Tic didn’t answer. His expression showed what he thought of people who blamed their professors for their own clumsiness.
I was thinking something totally different. Something that scared me left, right, and sideways. I prayed rare desperate that Yunupur would find some blatant cause of death — a stab wound through the heart, strangulation marks round the throat.
"Well, let’s keep looking," Yunupur said, still perky. He opened Iranu’s coat to reveal a thick white shirt and red trousers; both looked like normal Freep apparel, upscale but not all the way to obscenely expensive.
No obvious bloodstains.
Iranu had a black knit scarf tied loosely round his throat. Not tight enough to choke, just protection against the cold.
Yunupur undid the scarf.

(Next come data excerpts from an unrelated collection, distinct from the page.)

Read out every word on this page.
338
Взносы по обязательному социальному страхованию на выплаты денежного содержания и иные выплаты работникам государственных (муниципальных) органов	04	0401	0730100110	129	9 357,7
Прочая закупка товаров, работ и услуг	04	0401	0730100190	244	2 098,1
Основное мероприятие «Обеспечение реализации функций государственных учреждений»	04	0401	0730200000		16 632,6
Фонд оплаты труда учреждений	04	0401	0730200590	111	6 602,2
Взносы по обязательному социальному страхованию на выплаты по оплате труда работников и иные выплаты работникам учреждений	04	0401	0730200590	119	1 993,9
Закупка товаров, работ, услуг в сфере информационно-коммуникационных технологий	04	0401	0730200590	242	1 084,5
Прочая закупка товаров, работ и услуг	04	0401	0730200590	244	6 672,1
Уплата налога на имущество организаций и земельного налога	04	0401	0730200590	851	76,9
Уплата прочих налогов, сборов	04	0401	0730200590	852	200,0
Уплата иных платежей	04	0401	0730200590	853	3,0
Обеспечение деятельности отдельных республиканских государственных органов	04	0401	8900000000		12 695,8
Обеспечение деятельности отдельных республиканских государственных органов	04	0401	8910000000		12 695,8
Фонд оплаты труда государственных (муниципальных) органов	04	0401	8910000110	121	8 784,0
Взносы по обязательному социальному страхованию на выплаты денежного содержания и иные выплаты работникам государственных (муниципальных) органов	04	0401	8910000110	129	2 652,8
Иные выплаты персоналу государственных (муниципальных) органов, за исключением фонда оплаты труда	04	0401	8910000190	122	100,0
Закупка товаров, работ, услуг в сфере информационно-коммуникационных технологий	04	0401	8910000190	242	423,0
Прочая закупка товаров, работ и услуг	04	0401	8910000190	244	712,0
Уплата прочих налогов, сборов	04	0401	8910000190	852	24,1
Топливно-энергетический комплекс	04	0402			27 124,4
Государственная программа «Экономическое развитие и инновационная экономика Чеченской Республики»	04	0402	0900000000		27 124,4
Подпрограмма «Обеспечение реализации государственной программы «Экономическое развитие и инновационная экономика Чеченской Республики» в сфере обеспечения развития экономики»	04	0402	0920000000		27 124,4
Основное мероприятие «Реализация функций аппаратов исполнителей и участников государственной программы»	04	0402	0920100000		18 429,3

No signs of violence.
"This just makes my job interesting," Yunupur announced. "Where’s the fun if the cause of death is obvious?"
"Can you give us a time of death?" Cheticamp asked.
"A corpse this limp has been dead more than three days," Yunupur replied. "And in this cold, natural processes take longer than usual… including going in and out of rigor. I have to make more tests, but I guarantee this mook’s been dead longer than a week."